The biggest bogus lead is Moore’s idea that setting it in the UK is a cowardly move. I don’t think the setting matters much in that sense: it is so damning of the religious right and its potential that it would piss a lot of people off even if it were set on Mars. And isn’t it, in fact, more disturbing to float such an idea in light of a phoney terrorist stunt rather than the purple device of this happening after a nuclear war? The closer something seems, the more scary it gets. We all preferred to believe the Big War was never gonna happen anyway, and anything set in light of it, we had a desire to see as pure fantasy. But this… almost seems like it might be round the corner.

I’m not saying the film’s a masterpiece (nor is the comic, exactly), but conceptually it’s on pretty solid ground. The point is, if cowardice is an issue (it isn’t; quite the opposite), why didn’t Alan take a bolder stand with V and show the real situation in early ’80s Britain leading naturally to such things? He dropped a bomb on the landscape instead. He added a moderately comfortable level of separation between then and the premise… it might happen tomorrow but it felt like a thousand years away.

Of course, even without dope I can say that I share some of Moore’s paranoia, and I’d have exactly the same attitude toward people altering my ideas. So I’m a hypocrite. But it’s not my idea, so I don’t feel the need to share his annoyance. ;-)

…I’d add to the above a list of good and bad points…

GOOD
* Finch and his sidekick, a cop team dynamic that Moore, in his version, intended to be one of several Dr. Phibes echoes; the similarities seem even more obvious on screen.
* Hugo Weaving, on the precipice of hammery and bathos but just narrowly missing the many obvious pitfalls.
* Stephen Fry, because… hey, Stephen Fry!
* John Hurt: ditto.
* The bishop sequence. Man, that scene literally crawled off the page back in 1983. It’s lost some power as we’ve all lost a lot of innocence, but still… many of us thought it’d be cut out.
* The Valerie sequence. Some of Moore’s best writing and almost all of it’s here.
* The dominoes thing.

BAD
* The bonkers, seemingly endless stream of ‘V’ themed alliteration during V’s first speech.
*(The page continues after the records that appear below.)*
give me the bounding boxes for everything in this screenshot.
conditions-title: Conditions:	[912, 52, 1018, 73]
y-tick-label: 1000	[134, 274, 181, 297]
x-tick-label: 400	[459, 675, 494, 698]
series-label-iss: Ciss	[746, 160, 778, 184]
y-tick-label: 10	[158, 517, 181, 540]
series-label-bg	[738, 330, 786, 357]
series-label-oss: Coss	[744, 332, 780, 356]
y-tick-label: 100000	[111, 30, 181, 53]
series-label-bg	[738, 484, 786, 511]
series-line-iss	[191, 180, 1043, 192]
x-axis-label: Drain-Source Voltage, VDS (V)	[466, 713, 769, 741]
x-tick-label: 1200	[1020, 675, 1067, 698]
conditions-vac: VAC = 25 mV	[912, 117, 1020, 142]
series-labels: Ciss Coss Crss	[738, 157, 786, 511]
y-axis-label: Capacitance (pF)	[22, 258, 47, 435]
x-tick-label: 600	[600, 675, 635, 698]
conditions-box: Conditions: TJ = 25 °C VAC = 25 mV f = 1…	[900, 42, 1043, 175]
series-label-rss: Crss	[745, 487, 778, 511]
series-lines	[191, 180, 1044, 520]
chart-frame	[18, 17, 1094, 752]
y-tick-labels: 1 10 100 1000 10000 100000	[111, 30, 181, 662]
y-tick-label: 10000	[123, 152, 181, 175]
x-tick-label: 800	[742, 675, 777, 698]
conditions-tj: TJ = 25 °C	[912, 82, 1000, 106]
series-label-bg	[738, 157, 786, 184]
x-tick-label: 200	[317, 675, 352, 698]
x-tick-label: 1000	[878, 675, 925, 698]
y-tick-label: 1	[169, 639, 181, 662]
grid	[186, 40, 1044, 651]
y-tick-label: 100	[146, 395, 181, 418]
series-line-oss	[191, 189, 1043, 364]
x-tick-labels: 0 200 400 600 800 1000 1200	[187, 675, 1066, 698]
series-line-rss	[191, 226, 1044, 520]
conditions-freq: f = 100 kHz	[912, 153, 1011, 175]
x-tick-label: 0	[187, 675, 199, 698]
Like Stan Lee on heavy-duty crack.
* Mistimed opening scenes, perhaps the first 15 minutes, which I’m sure has the potential to confuse the hell out of a lot of viewers who never saw the book.
* The word ‘bollocks’ popping up a couple of times too often; the decidedly American authors used it like a new toy.
* Slo-mo action scene with V toward the climax. Thankfully the only one, so we’re mercifully spared an excess of Matrix-isms. The faux motion-blur effect looked completely rubbish.
* The missing explanation of V’s interest in growing roses and how this relates to the explosive events of some years earlier.

If I were one for marking, it’d be 8/10, all right?